Joseph Neff and Anne Blythe, Staff Writers
When Durham police and prosecutors asked a judge for permission to collect photos and DNA from 46 Duke University lacrosse players, they said a woman had reported being beaten, choked and gang-raped at a team party.
But defense lawyers said in a court filing Thursday that police had a medical examination of the woman that revealed only a small scratch on her knee, a small cut on her heel and vaginal swelling. The lawyers suggested these injuries could be explained by the woman's activities in the days before the party where she said she was raped.
The accuser, an escort service dancer, spent the weekend going from an appointment at a North Raleigh hotel to a Hillsborough strip club to a hotel near Duke to one in downtown Raleigh, according to the filings. The string of assignations ended at the Monday-night party.
Attorneys for lacrosse player Reade Seligmann asked a judge to throw out the photo lineup in which the woman identified Seligmann and two other players as her assailants. The lawyers, Kirk Osborn of Chapel Hill and Ernest Conners of Greenville, said police withheld evidence undercutting the allegations in presenting their case to the judge.
The woman said she was raped by three men at a March 13 party that went into the early hours of March 14 at 610 N. Buchanan Blvd. Three players have been arrested and charged with first degree rape, sexual offense and kidnapping: David Evans, 23, of Bethesda, Md.; Collin Finnerty, 19, of Garden City, N.Y.; and Seligmann, 20, of Essex Fells, N.J.
District Attorney Mike Nifong and lead police investigator Benjamin Himan did not return phone calls seeking comment Thursday.
The case first gained attention in late March after prosecutors took a sworn statement from Himan and asked a judge to order the team's 46 white players to give DNA and sit for photographs.
The accuser reported being hit, kicked and strangled, Himan wrote. He said medical records and interviews showed symptoms and injuries consistent with being raped vaginally and anally.
On Thursday, Seligmann's lawyers submitted a sworn statement describing parts of the medical examination and filed 23 pages of medical records under seal. The lawyers said they filed the records privately out of caution that they not violate the accuser's privacy rights, but they also asked that a judge make the records public.
The lawyers argued that the records Nifong gave defense lawyers undercut Himan's claims:
* The accuser told the examining nurse she was not choked.
* The only physical trauma found by the nurse, who was in training, was the scratch and cut.
* The accuser told two doctors that she was assaulted vaginally and mentioned no other assault.

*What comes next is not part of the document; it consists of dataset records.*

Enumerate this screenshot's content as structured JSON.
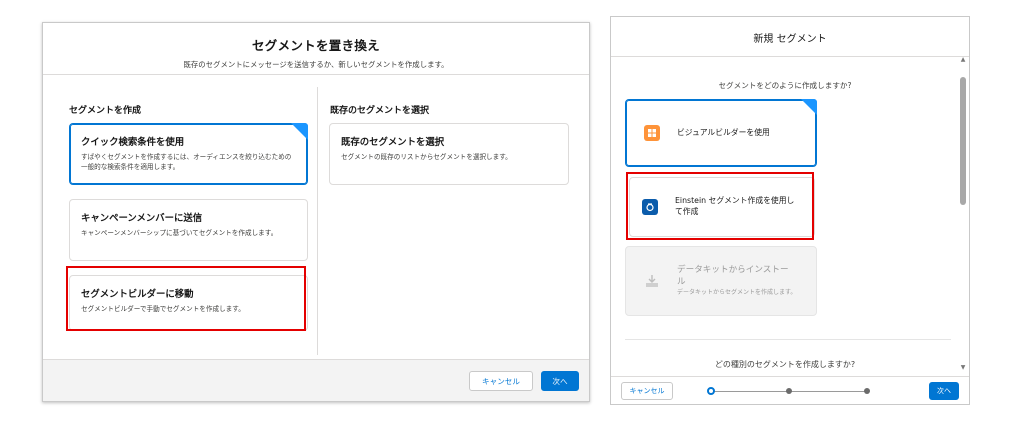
{
  "left_modal": {
    "title": "セグメントを置き換え",
    "subtitle": "既存のセグメントにメッセージを送信するか、新しいセグメントを作成します。",
    "create_heading": "セグメントを作成",
    "existing_heading": "既存のセグメントを選択",
    "cards": [
      {
        "title": "クイック検索条件を使用",
        "desc": "すばやくセグメントを作成するには、オーディエンスを絞り込むための一般的な検索条件を適用します。"
      },
      {
        "title": "キャンペーンメンバーに送信",
        "desc": "キャンペーンメンバーシップに基づいてセグメントを作成します。"
      },
      {
        "title": "セグメントビルダーに移動",
        "desc": "セグメントビルダーで手動でセグメントを作成します。"
      }
    ],
    "existing_card": {
      "title": "既存のセグメントを選択",
      "desc": "セグメントの既存のリストからセグメントを選択します。"
    },
    "cancel": "キャンセル",
    "next": "次へ"
  },
  "right_modal": {
    "title": "新規 セグメント",
    "question1": "セグメントをどのように作成しますか?",
    "question2": "どの種別のセグメントを作成しますか?",
    "options": [
      {
        "label": "ビジュアルビルダーを使用",
        "icon": "builder-icon",
        "color": "#fe9339"
      },
      {
        "label": "Einstein セグメント作成を使用して作成",
        "icon": "einstein-icon",
        "color": "#0b5cab"
      },
      {
        "label": "データキットからインストール",
        "sub": "データキットからセグメントを作成します。",
        "icon": "install-icon"
      }
    ],
    "cancel": "キャンセル",
    "next": "次へ"
  },
  "colors": {
    "brand": "#0176d3",
    "highlight": "#e40000",
    "corner": "#1b96ff"
  }
}
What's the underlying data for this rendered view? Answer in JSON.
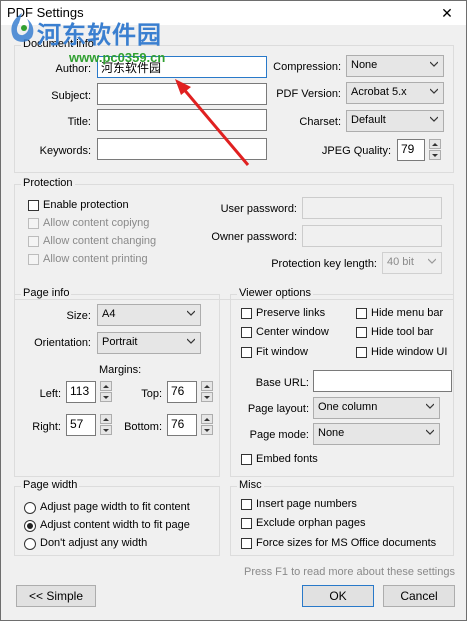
{
  "window": {
    "title": "PDF Settings",
    "close_glyph": "✕"
  },
  "watermark": {
    "text": "河东软件园",
    "url": "www.pc0359.cn"
  },
  "document_info": {
    "title": "Document info",
    "author_label": "Author:",
    "author_value": "河东软件园",
    "subject_label": "Subject:",
    "subject_value": "",
    "title_label": "Title:",
    "title_value": "",
    "keywords_label": "Keywords:",
    "keywords_value": "",
    "compression_label": "Compression:",
    "compression_value": "None",
    "pdf_version_label": "PDF Version:",
    "pdf_version_value": "Acrobat 5.x",
    "charset_label": "Charset:",
    "charset_value": "Default",
    "jpeg_quality_label": "JPEG Quality:",
    "jpeg_quality_value": "79"
  },
  "protection": {
    "title": "Protection",
    "enable_label": "Enable protection",
    "allow_copying_label": "Allow content copiyng",
    "allow_changing_label": "Allow content changing",
    "allow_printing_label": "Allow content printing",
    "user_password_label": "User password:",
    "owner_password_label": "Owner password:",
    "key_length_label": "Protection key length:",
    "key_length_value": "40 bit"
  },
  "page_info": {
    "title": "Page info",
    "size_label": "Size:",
    "size_value": "A4",
    "orientation_label": "Orientation:",
    "orientation_value": "Portrait",
    "margins_label": "Margins:",
    "left_label": "Left:",
    "left_value": "113",
    "top_label": "Top:",
    "top_value": "76",
    "right_label": "Right:",
    "right_value": "57",
    "bottom_label": "Bottom:",
    "bottom_value": "76"
  },
  "viewer_options": {
    "title": "Viewer options",
    "preserve_links": "Preserve links",
    "hide_menu_bar": "Hide menu bar",
    "center_window": "Center window",
    "hide_tool_bar": "Hide tool bar",
    "fit_window": "Fit window",
    "hide_window_ui": "Hide window UI",
    "base_url_label": "Base URL:",
    "base_url_value": "",
    "page_layout_label": "Page layout:",
    "page_layout_value": "One column",
    "page_mode_label": "Page mode:",
    "page_mode_value": "None",
    "embed_fonts": "Embed fonts"
  },
  "page_width": {
    "title": "Page width",
    "opt1": "Adjust page width to fit content",
    "opt2": "Adjust content width to fit page",
    "opt3": "Don't adjust any width",
    "selected": 2
  },
  "misc": {
    "title": "Misc",
    "insert_page_numbers": "Insert page numbers",
    "exclude_orphan_pages": "Exclude orphan pages",
    "force_sizes": "Force sizes for MS Office documents"
  },
  "footer": {
    "hint": "Press F1 to read more about these settings",
    "simple_button": "<< Simple",
    "ok_button": "OK",
    "cancel_button": "Cancel"
  },
  "colors": {
    "annotation_arrow": "#e02020",
    "accent": "#2979c9",
    "watermark_blue": "#3a7fd0",
    "watermark_green": "#30a030"
  }
}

She denied being hit.
* The nurse's pelvic examination found swelling in the vagina but no other injuries.
* The nurse made no conclusions or opinions about rape or sexual assault in her report.
Nurses generally do not make such conclusions, said Debbie Flowers, an assistant supervisor at UNC Hospitals.
Seligmann's attorneys argued that the woman's activities before the party explain the swelling.
The woman told police that during the weekend before she had an appointment with a couple at a hotel where she used a sex toy on herself.
Her driver, Jarriel Johnson of Raleigh, gave police a handwritten sworn statement on April 6 that detailed his time with her.
Two days before the party, Johnson said he drove the woman to an hourlong appointment at the Holiday Inn Express in Wakefield. At 11 p.m., Johnson said, he drove her to Platinum, a strip club in Hillsborough. The woman twice asked him to stay another hour, he wrote. At 4:30 a.m., Johnson said, he drove her to an hourlong job at the Millennium Hotel near Duke University.
The next night, Johnson said, he drove her to Raleigh "to find this guy she met." They checked into a hotel near Lane Street, bought Chinese food and waited for the man to call. Johnson said he left at midnight. When he came back the next morning, Johnson said, he waited in his car while the accuser performed for an older man in the hotel room.
Later that day, Johnson said, he was taking the accuser to her parents' house in Durham when she asked him to stop so she could go to the bathroom. "She got out of the car and started walking down Creedmoor Rd.," Johnson wrote. "I pulled my car over and got out to chase her down. She told me to leave her alone."
Johnson said he asked several times before she climbed back in the car. The two reached Johnson's home about 4:30 p.m.
Johnson said he wasn't able to drive that evening; the accuser told Johnson that another friend, Brian Taylor of Durham, would drive her to a bachelor party in Durham, the lacrosse party.